Забытые смертью - страница 6

стр.

— Так ты счастливая! Дочь имеешь!

— Все ждала, когда за мною и дочкой Андрей придет, домой забрать. А он даже не навестил, не позвонил ни разу. Будто околел! — сорвалось ненароком злое, и слезы снова полились по щекам. — Забрала меня из роддома мать. Вместе с Наткой. И через две недели окрестили мы ее. Записали Натальей Андреевной. А еще через месяц отправили меня старики в город доучиваться. Да все наказывали не встречаться с Андреем. Я бы и рада. Да только успела войти в институт, узнала, что отчислили меня. И причину назвали — аморальное поведение и крещенье ребенка в церкви. Второе было основным. Я к Андрею кинулась за помощью. Он уже в горкоме партии вторым секретарем был. Увидел меня, весь красными пятнами покрылся и говорит: «Уходи отсюда и не позорь меня — деревенщина! Помогать материально буду, но жить с тобой — ни за что! Опозорилась сама и меня за собой в грязи утопить хочешь?
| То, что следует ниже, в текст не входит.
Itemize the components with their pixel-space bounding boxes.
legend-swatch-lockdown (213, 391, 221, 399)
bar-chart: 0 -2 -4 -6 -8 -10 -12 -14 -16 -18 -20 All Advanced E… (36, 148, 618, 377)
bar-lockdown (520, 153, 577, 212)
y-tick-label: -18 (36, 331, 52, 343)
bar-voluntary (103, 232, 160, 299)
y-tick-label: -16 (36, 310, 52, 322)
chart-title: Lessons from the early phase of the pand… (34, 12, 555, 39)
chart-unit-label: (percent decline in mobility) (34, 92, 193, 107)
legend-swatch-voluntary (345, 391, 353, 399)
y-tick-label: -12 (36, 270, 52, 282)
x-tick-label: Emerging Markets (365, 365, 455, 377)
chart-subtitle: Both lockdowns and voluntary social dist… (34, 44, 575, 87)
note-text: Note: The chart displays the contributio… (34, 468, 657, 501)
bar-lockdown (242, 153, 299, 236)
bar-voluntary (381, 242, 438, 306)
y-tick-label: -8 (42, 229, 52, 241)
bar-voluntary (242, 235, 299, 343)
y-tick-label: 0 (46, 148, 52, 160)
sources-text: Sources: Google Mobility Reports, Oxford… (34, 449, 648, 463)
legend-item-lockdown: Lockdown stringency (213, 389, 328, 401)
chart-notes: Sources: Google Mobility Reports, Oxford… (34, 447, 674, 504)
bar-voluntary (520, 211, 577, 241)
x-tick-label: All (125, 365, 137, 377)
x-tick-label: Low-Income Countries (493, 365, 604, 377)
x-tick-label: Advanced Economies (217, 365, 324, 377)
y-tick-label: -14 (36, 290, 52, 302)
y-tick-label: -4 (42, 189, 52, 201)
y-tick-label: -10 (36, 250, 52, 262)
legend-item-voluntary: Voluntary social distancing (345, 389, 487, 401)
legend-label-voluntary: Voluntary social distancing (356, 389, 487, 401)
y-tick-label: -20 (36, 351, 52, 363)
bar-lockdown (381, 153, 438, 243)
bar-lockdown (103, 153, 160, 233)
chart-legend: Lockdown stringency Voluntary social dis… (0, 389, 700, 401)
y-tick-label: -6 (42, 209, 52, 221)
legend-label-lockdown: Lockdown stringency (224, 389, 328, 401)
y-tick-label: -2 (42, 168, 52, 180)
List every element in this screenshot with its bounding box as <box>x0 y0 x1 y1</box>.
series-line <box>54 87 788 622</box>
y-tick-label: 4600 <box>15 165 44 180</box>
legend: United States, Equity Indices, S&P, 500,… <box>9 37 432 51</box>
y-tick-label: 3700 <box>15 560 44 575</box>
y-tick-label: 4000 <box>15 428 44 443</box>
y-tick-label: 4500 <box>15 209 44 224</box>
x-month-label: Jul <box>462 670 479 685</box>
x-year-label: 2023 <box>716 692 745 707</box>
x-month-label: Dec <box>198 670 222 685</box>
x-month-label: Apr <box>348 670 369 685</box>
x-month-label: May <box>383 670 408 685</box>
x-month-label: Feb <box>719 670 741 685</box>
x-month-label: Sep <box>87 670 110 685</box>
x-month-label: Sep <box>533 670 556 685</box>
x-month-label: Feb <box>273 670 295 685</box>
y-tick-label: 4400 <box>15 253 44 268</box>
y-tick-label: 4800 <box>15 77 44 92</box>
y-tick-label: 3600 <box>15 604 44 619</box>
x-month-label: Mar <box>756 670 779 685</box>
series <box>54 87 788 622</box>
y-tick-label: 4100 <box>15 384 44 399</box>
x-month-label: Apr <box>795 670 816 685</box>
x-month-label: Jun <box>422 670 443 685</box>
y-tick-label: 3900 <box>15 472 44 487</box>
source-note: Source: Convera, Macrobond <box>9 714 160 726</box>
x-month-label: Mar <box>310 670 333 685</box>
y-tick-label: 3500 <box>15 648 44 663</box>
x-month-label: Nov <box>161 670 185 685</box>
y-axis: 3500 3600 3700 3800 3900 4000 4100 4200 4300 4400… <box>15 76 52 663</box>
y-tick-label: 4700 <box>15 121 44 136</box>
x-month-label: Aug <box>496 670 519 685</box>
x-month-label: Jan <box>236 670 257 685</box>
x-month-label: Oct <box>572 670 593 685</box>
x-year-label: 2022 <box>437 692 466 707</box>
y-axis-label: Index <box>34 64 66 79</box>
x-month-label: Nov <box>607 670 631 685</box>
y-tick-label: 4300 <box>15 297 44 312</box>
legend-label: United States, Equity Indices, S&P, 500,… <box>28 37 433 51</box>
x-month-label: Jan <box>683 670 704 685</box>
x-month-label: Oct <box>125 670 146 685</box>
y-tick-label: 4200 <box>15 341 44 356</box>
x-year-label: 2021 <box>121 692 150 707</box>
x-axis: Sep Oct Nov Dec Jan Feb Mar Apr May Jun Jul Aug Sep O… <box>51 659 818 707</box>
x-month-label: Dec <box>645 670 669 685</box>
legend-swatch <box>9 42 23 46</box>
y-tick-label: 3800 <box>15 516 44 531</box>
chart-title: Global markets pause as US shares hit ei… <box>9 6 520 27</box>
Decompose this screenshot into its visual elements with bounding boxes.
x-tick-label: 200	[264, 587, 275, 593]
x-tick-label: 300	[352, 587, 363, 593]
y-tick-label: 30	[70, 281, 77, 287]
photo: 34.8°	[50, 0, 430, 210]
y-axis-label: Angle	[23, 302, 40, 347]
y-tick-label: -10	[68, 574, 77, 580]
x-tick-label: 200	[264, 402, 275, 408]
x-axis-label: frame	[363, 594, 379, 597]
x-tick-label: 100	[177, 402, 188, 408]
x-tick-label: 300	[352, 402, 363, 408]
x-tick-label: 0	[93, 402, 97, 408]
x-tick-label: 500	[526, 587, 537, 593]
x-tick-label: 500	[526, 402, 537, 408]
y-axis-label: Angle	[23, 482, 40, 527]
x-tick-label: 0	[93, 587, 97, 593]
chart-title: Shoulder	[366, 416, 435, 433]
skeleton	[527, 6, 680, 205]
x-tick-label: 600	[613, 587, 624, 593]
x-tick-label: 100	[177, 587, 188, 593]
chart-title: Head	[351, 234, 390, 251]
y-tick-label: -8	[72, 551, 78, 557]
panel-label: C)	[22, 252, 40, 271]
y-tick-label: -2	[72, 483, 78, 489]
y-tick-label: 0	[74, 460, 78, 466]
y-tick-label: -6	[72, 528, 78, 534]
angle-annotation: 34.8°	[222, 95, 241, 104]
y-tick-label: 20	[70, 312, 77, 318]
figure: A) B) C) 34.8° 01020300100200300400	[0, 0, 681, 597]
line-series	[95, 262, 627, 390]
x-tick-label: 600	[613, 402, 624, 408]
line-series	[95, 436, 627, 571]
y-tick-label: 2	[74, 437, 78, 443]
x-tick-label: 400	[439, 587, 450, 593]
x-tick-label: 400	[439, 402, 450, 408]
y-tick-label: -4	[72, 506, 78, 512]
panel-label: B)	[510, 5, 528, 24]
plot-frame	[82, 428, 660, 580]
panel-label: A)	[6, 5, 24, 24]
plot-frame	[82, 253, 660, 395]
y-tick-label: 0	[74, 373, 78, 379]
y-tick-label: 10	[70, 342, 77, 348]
Не буду я тебе помогать. Зачем крестила в церкви девчонку? Или с ума сошла?» Тут и я не сдержалась. — Вспомнила баба, как запустила мраморной тяжеленной чернильницей в холеное лицо. Как разбила на голове мужика массивную пепельницу и поливала отборной бранью за все пережитое. — Всю рожу я ему исцарапала. Все ребра истолкала гаду. За все разом. За свои слезы и позор, за Наткину безотцовщину. И сказала, что подам на алименты. Он враз как ошалел. Вскинулся весь. И говорит: только попробуй опозорить меня, жизни не обрадуешься. Я тогда ничего не знала и не поняла. Пообещала, что завтра же отдам заявленье в суд. Он меня, дуру, уговаривал жить спокойно: «Сам, без суда помогать буду. Не ходи, не трепи мое имя». Да только обманутый однажды в другой раз уже не поверит. Так и я… Как обещала, отдала заявленье в суд на следующий день. А едва домой вернулась, даже переодеться не успела, за мной приехала машина из психушки. Никто не понял, что случилось, как на меня натянули смирительную рубашку, затолкали в машину и увезли в дурдом, даже не предупредив родных, куда меня денут.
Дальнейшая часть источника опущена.